No tengo ni la menor idea del tiempo que pasó. Escuchaba la música que Aldo provocaba, con la que Aldo me provocaba, como si me la estuviera dedicando. Como si continuase nuestra conversación… Y bebía. No me acuerdo si me decidí a bailar con alguna de las chicas. Sé que bebía quizá para justificar lo que temía (¿lo temía?) que sucediera luego. Pero ¿luego de qué? Todo era ruido y furia. No, furia, no, o no del todo lo que se llama así. Dionisos sí que andaba por medio. Sentía una excitación creciente. Me oía reír. O acaso sólo oía risas, voces, gritos felices que me rodeaban… Ignoro si pasó el tiempo despacio o muy deprisa: no lo quería saber. Yo no era ya yo: ¿quién era? Se hizo, al parecer, un silencio grande y repentino. O eso creí notar, quizá porque me había hecho al sonido ensordecedor de la música y de los bailarines. Las chicas, alegres, me tomaron de un brazo cada una. En la puerta nos esperaba Aldo. Entramos los cuatro a un lugar silencioso, quizá en el mismo edificio de la discoteca o en otro muy próximo a él. No supe quién abrió la puerta. En el ascensor (o en la escalera, porque luego yo no usé ningún ascensor) sentí unas manos que me acariciaban el cuerpo dulcemente, que me oprimían e impulsaban… Sí, era una escalera. Entramos en una habitación desguarnecida, casi sin muebles, no sé, con poca luz y con un grueso colchón en el suelo. Quizá un par de sillones, una mesa…

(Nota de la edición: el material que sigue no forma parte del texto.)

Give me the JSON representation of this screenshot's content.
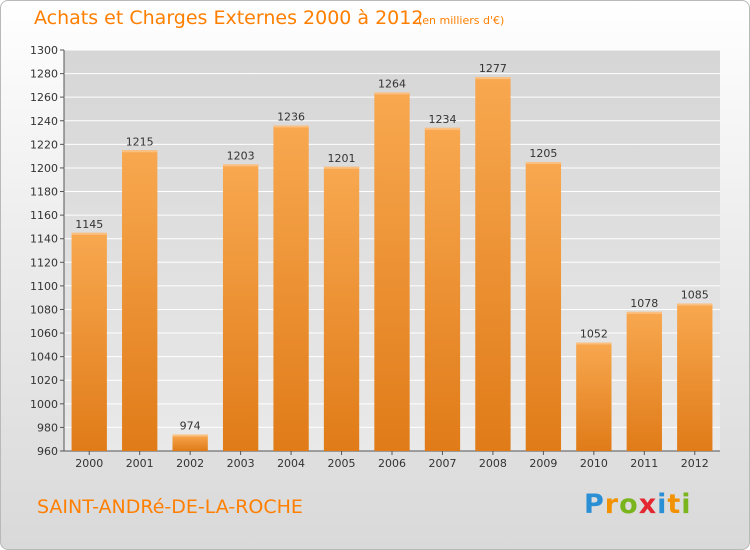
{
  "title": "Achats et Charges Externes 2000 à 2012",
  "subtitle": "(en milliers d'€)",
  "commune": "SAINT-ANDRé-DE-LA-ROCHE",
  "logo": {
    "text": "Proxiti",
    "letters": [
      {
        "char": "P",
        "color": "#2b8fd6"
      },
      {
        "char": "r",
        "color": "#f29200"
      },
      {
        "char": "o",
        "color": "#7ab51d"
      },
      {
        "char": "x",
        "color": "#e3262f"
      },
      {
        "char": "i",
        "color": "#2b8fd6"
      },
      {
        "char": "t",
        "color": "#f29200"
      },
      {
        "char": "i",
        "color": "#7ab51d"
      }
    ]
  },
  "colors": {
    "accent": "#ff7f00",
    "bar_light": "#f7a54e",
    "bar_dark": "#e07d1a"
  },
  "chart_data": {
    "type": "bar",
    "categories": [
      "2000",
      "2001",
      "2002",
      "2003",
      "2004",
      "2005",
      "2006",
      "2007",
      "2008",
      "2009",
      "2010",
      "2011",
      "2012"
    ],
    "values": [
      1145,
      1215,
      974,
      1203,
      1236,
      1201,
      1264,
      1234,
      1277,
      1205,
      1052,
      1078,
      1085
    ],
    "ylim": [
      960,
      1300
    ],
    "yticks": [
      960,
      980,
      1000,
      1020,
      1040,
      1060,
      1080,
      1100,
      1120,
      1140,
      1160,
      1180,
      1200,
      1220,
      1240,
      1260,
      1280,
      1300
    ],
    "grid": true
  }
}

Ignoro si yo lo razonaba o me vino de pronto a la cabeza: había considerado siempre a mis personajes de ficción como seres humanos. Lo cual no era mucho decir, porque yo opinaba que los hombres y las mujeres se hallaban ahí, ante mí, para que los mirara, los observase, me sirviera de ellos y los retratara en mis libros… Tampoco eso era demasiado decir, si se tiene en cuenta que yo me consideraba a mí misma alguien que estaba ahí sólo para escribir esos libros… Pero no fue así como lo pensé entonces. No puedo recordarlo. Sé que no razonaba… Miraba nada más.